Proje, Yavuz Sultan Selim Köprüsü ve İstanbul Havalimanı bağlantılarıyla karayolu, havayolu ve demiryolu kombine taşımacılık sisteminin gelişmesine ve böylece bölgenin lojistik üs olmasına büyük katkı sağlayacak. Ayrıca Çin önderliğinde başlatılan Bir Kuşak Bir Yol Projesi ile daha fazla ön plana çıkan Karadeniz’i daha etkin kullanma adına Kanal İstanbul projesi şart.

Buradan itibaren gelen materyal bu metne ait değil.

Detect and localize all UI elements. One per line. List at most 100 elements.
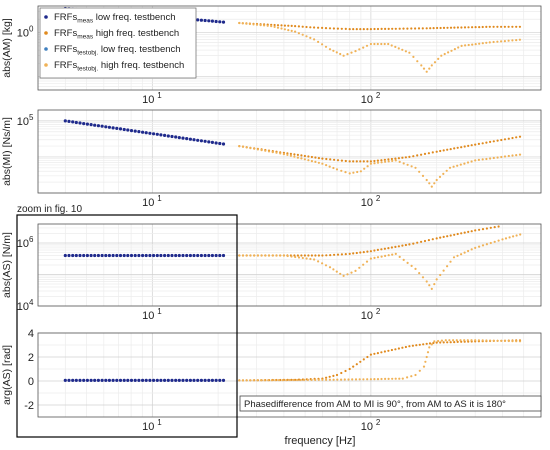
data-point xyxy=(453,233,456,236)
data-point xyxy=(273,23,276,27)
data-point xyxy=(489,157,492,160)
data-point xyxy=(111,378,115,382)
data-point xyxy=(85,122,89,126)
data-point xyxy=(446,235,449,238)
data-point xyxy=(277,379,281,382)
data-point xyxy=(207,19,211,23)
data-point xyxy=(238,254,241,257)
data-point xyxy=(453,147,456,150)
data-point xyxy=(332,27,335,30)
data-point xyxy=(384,27,387,30)
data-point xyxy=(373,378,376,381)
data-point xyxy=(423,152,427,155)
data-point xyxy=(155,132,159,136)
data-point xyxy=(74,120,78,125)
data-point xyxy=(71,120,75,124)
data-point xyxy=(280,24,283,27)
data-point xyxy=(159,133,163,137)
data-point xyxy=(455,339,458,342)
data-point xyxy=(96,124,100,128)
data-point xyxy=(321,378,324,381)
series-test_high xyxy=(238,21,522,73)
data-point xyxy=(401,48,404,51)
data-point xyxy=(376,159,379,162)
data-point xyxy=(394,377,397,380)
data-point xyxy=(249,254,252,257)
data-point xyxy=(387,42,390,46)
data-point xyxy=(118,378,123,382)
data-point xyxy=(259,379,263,382)
data-point xyxy=(408,155,411,158)
data-point xyxy=(282,153,285,156)
data-point xyxy=(355,251,358,255)
data-point xyxy=(489,339,492,342)
data-point xyxy=(221,378,226,382)
y-axis-label: abs(MI) [Ns/m] xyxy=(1,117,13,186)
data-point xyxy=(115,378,119,382)
data-point xyxy=(411,344,414,347)
data-point xyxy=(314,156,317,159)
data-point xyxy=(290,24,293,27)
data-point xyxy=(267,379,270,382)
data-point xyxy=(511,154,514,157)
data-point xyxy=(429,27,432,30)
series-meas_low xyxy=(63,119,226,146)
data-point xyxy=(418,272,421,275)
data-point xyxy=(456,26,459,29)
data-point xyxy=(398,27,401,30)
data-point xyxy=(192,138,196,142)
data-point xyxy=(328,375,331,378)
data-point xyxy=(518,135,522,138)
data-point xyxy=(457,46,460,49)
data-point xyxy=(496,40,499,43)
data-point xyxy=(456,146,459,149)
data-point xyxy=(488,25,491,28)
data-point xyxy=(414,27,417,30)
data-point xyxy=(283,28,286,31)
data-point xyxy=(67,253,71,258)
data-point xyxy=(426,351,430,354)
data-point xyxy=(416,241,419,244)
data-point xyxy=(317,157,320,160)
data-point xyxy=(129,378,134,382)
data-point xyxy=(305,257,308,260)
data-point xyxy=(340,378,343,381)
axes-frame xyxy=(37,5,542,91)
data-point xyxy=(359,360,362,363)
data-point xyxy=(78,378,82,382)
data-point xyxy=(402,258,405,261)
data-point xyxy=(271,254,274,257)
data-point xyxy=(507,339,510,343)
data-point xyxy=(501,238,504,241)
data-point xyxy=(394,27,397,30)
data-point xyxy=(289,152,292,155)
data-point xyxy=(430,287,433,290)
data-point xyxy=(359,251,362,254)
data-point xyxy=(263,24,266,27)
data-point xyxy=(497,239,500,242)
data-point xyxy=(373,256,376,259)
data-point xyxy=(321,43,324,46)
data-point xyxy=(340,159,343,162)
data-point xyxy=(369,378,372,381)
data-point xyxy=(391,253,394,256)
data-point xyxy=(376,27,380,31)
data-point xyxy=(418,170,421,173)
data-point xyxy=(241,22,244,25)
data-point xyxy=(199,253,203,258)
data-point xyxy=(245,254,248,257)
data-point xyxy=(427,239,430,242)
legend-label: FRFsmeas low freq. testbench xyxy=(54,12,176,25)
data-point xyxy=(511,340,514,343)
data-point xyxy=(463,251,466,254)
data-point xyxy=(369,257,372,260)
legend: FRFsmeas low freq. testbench FRFsmeas hig… xyxy=(39,7,197,79)
data-point xyxy=(332,166,335,170)
data-point xyxy=(471,26,474,29)
data-point xyxy=(425,70,428,73)
data-point xyxy=(281,379,284,382)
data-point xyxy=(260,149,263,152)
data-point xyxy=(387,158,390,161)
data-point xyxy=(406,261,409,264)
data-point xyxy=(286,152,289,155)
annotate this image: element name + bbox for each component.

Meselenin en önemli yanı güvenlik boyutu. İstanbul boğazı oldukça dar ve “S” şeklinde kıvrımlı bir güzergaha sahip. Bu durum boğazda birçok kazanın yaşanmasına neden oluyor. Boğazlar, taşıdığı stratejik önemin yanı sıra, dünyada başka örneği olmayan birçok özelliğe de sahip. Bunlardan en önemlisi kuşkusuz İstanbul Boğazı’nın, 3 bin yıllık süreç içerisinde İstanbul’u İstanbul yapan tarihi kimliğine şahitlik etmesi. UNESCO tarafından “dünyanın kültür mirası” olarak ilan edilen İstanbul’un ortasından, şehrin tarihi mekanlarının arasından kıvrılarak geçmesi. Teknolojik gelişmeler sonrası gemi boyutlarının büyümesi ve özellikle tehlikeli tanker taşımacılığının artması dünya mirası kent üzerinde büyük bir baskı ve tehdit oluşturuyor.
1936 yılında İstanbul Boğazı’ndan günde yalnız 17 gemi geçmekteyken, günümüzde bu sayı ortalama 130 civarında. Boğazlardan yıllık ortalama 47 bin gemi geçiş yapıyor. Boğazın emniyet kapasitesi ise yıllık 25 bin gemi ile sınırlı. Emniyet kapasitesinin üzerinde yaklaşık yılda 22 bin gemi seyrediyor. Bu da yılda ortalama 16 gemi kazası yaşanmasına neden oluyor. Geçtiğimiz yıllar içerisinde sadece gemi trafiği artış kaydetmemiş, teknolojik gelişmeler sonucu gemi boyutları büyümüş, taşıdıkları yüklerin niteliği değişmiş. Örneğin İstanbul Boğazı’nda 2005 yılında 200 metre üzerinde geçiş yapan gemilerin toplam geçişlere oranı yaklaşık yüzde 5,5 iken bu oran 2020 yılına gelindiğinde yaklaşık 5 bin geçişle yüzde 13 mertebelerine kadar yükselmiş.
Ayrıca bu 200 metre ve üzeri gemilerin yüzde 39’u zehirli, tehlikeli ve patlayıcı madde (ham petrol, amonyak, sıvılaştırılmış gaz, radyoaktif maddeler, tehlikeli atıklar) taşıyan tanker geçişlerine ait. Tüm geçişler içerisindeki tanker geçişleri ise 2020 yılında yaklaşık 8 bin 5 yüz adet ile yüzde 22’ye tekabül ediyor.
İstanbul boğazının seyir, can, mal ve çevre güvenliğinin sağlanması, Türkiye için olduğu kadar boğazları kullanan tüm ülkeler için de son derece önemli. Bu durum, İstanbul boğazına alternatif bir geçiş güzergahının planlanmasını zorunlu kılıyor. Planlanan projeyle İstanbul Boğazındaki yaşam ve kültürel varlıkları tehdit eden gemi trafiği azaltılarak boğazın her iki girişinde yoğun trafiğe maruz kalan gemilere alternatif geçiş imkanının sağlanması hedefleniyor.